いつかの君に優しい世界で | ナノ
不誠実な網膜


「っ、あー……」

机に突っ伏して唸る。
今日も今日とて学校内での話題は例の養護教諭、高杉先生についてだ。先生の苦労がしのばれる。

「うーん……」

おかしい、いつもならこんなに痛くなることなんてない。痛んだとしても下腹部への小さな違和感くらいだ。こんなふうに動けなくなるなんてこと、今まで一度もなかった。
時間は昼時。あと3時間もすれば帰れるが、この痛みに耐えられる自信は正直ない。保健室に行こうかとも思ったが、まだ我慢できる範囲なのではないかという無意味な意地が芽生えしまって、なかなか素直に行くことができない。まあ、それもちょっとした原因があるのだけれども。

***

それからようやく昼休みになり、入らない胃袋になんとかお昼ご飯を詰め込んで薬を飲んだ。しかし、しばらくすれば治まるかと思った痛みは一向に引く気配がない。
もう限界だ。保健室に行こう。そう思って席を立つ。周りの人たちが何やら私を見てこそこそと話していたが、そんなのどうでも良かった。

「失礼します──あれ」

お腹を抱えて訪れた保健室には、誰もいなかった。先生は出かけたのだろうか。辺りを見渡しても人の気配はない。普段なら賑わうここも、先生が替わってからはおそろしく静かだ。内装もひどくシンプルで、余計なものがない。きっと先生はこういう性格なんだろうなと思わせるような室内だった。

「……ここで何してやがる」

不意に背後から声をかけられて飛び退くように振り返る。そこに立っていたのは、白衣を身に纏った高杉先生だった。
先生は睨むように私を見ていたが、やがて視線を逸らすと私の横を通って自分のデスクにもたれかかった。

「……で、なんの用だ」
「あ……あの、お腹痛くて」
「胃か?下っ腹か?」
「ええと、その」

女の子の日のせいです、とは言いづらくて口ごもると、私の態度でなんとなく察したらしい先生は近くの椅子に座るように指示する。大人しくそれに従うと先生も隣に腰掛けた。
それから先生は、眼底を覗いたり手首を握って脈を計ったりしていた。他の生徒ならあの先生に触れられてる!なんて思うのだろうけど、痛みでそんなことすら考えられない私はただひたすら痛みに耐えながら、じっと先生を見つめていた。目を閉じて脈を計る先生の睫毛が長いな、なんてぼんやり考えながら。

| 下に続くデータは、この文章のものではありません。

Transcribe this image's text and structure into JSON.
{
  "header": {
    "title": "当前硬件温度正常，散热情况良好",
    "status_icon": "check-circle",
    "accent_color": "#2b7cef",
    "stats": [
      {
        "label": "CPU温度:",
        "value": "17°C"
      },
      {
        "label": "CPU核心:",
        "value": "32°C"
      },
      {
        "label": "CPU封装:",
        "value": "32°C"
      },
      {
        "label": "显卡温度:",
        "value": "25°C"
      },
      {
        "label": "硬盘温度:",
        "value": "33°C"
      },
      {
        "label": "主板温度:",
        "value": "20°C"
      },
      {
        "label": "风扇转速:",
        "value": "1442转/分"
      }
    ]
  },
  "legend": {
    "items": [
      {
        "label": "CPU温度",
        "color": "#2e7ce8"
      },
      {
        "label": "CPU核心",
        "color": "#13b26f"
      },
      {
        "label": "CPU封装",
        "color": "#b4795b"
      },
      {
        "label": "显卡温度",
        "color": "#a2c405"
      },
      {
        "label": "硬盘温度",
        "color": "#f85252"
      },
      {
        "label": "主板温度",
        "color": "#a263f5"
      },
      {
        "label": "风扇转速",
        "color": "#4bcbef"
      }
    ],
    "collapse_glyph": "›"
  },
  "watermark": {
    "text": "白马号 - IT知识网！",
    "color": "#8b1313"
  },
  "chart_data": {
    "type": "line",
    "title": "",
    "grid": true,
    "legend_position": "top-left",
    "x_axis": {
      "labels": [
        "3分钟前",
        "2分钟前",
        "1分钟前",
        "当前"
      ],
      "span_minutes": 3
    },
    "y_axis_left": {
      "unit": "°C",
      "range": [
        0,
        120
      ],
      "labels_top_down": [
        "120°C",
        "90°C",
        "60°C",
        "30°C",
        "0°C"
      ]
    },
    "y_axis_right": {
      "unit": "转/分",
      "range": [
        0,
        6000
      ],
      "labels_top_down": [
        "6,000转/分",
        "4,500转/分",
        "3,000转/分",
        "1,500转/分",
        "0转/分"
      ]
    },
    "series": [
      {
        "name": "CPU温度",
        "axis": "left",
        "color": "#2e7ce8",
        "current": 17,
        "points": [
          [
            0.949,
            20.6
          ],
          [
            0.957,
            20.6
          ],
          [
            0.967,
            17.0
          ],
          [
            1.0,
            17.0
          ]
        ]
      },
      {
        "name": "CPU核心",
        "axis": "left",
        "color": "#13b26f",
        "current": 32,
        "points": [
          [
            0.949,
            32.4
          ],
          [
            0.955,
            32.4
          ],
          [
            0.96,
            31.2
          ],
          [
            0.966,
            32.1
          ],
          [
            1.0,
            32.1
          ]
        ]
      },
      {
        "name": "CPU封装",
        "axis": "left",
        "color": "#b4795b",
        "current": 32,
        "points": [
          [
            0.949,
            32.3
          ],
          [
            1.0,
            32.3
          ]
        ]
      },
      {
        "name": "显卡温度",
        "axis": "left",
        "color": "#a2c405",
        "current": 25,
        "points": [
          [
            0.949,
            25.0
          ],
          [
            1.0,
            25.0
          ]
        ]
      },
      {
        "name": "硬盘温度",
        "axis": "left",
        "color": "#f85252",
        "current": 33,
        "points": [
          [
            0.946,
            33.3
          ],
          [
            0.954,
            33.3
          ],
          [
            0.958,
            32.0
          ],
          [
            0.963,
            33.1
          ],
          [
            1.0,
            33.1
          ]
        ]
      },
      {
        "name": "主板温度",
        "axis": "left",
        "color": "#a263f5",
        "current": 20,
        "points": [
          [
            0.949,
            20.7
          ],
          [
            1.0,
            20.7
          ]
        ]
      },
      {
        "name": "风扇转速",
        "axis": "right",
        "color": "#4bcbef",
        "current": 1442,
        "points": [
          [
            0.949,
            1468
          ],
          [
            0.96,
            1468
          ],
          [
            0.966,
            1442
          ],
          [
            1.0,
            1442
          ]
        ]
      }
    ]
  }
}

しばらくすると先生は棚を漁りながら「横になれ」とだけ言った。一瞬ぽかんとしてから慌てて頷く。
寝苦しくならないように上着は脱いでおけと言われそれに従うと、今度は湯たんぽを渡された。

「スカートはいいのか」
「え、いや、流石にそれは……」
「そのままだと寝づれえぞ。下に短パン履いてねえのか?」
「履いてますけど」
「なら問題ないだろ」
「いやいや、そうじゃなくて」

必死に拒否する私としぶとく食い下がる先生。先生はあくまで私が寝苦しくないようにと提案しているのだろうが、その気遣いさえ私からすれば要らぬ世話だった。
だんだん苛ついてきたらしい先生の小さな舌打ちが聞こえる。このまま怒られるのだけは勘弁願いたい。

「かっ……カーテン閉めてくれたら脱ぎますから」
「当たり前だろそんなとこまで見られるか」
「じゃあ閉めて下さい」
「……ちっ」

私に聞こえるくらいの大きさで舌打ちをして、先生がカーテンを勢い良く閉めた。ため息とともに足音が遠くなっていく。
それを確認してほっと息をついた。素早くスカートを脱いで畳むと、素早くベッドにもぐり込む。お腹に当てた湯たんぽが暖かい。

痛みは一向に治まらないものの、ベッドに入れば次第にとろとろとした眠気が襲ってくる。その眠気に身を任せて瞼を閉じると、カーテンの向こうから作業をしているような物音が聞こえてきた。
心地よい物音が次第に眠気を強くさせる。その音に耳を傾けながら、私は引きずり込まれるような睡魔に身を任せた。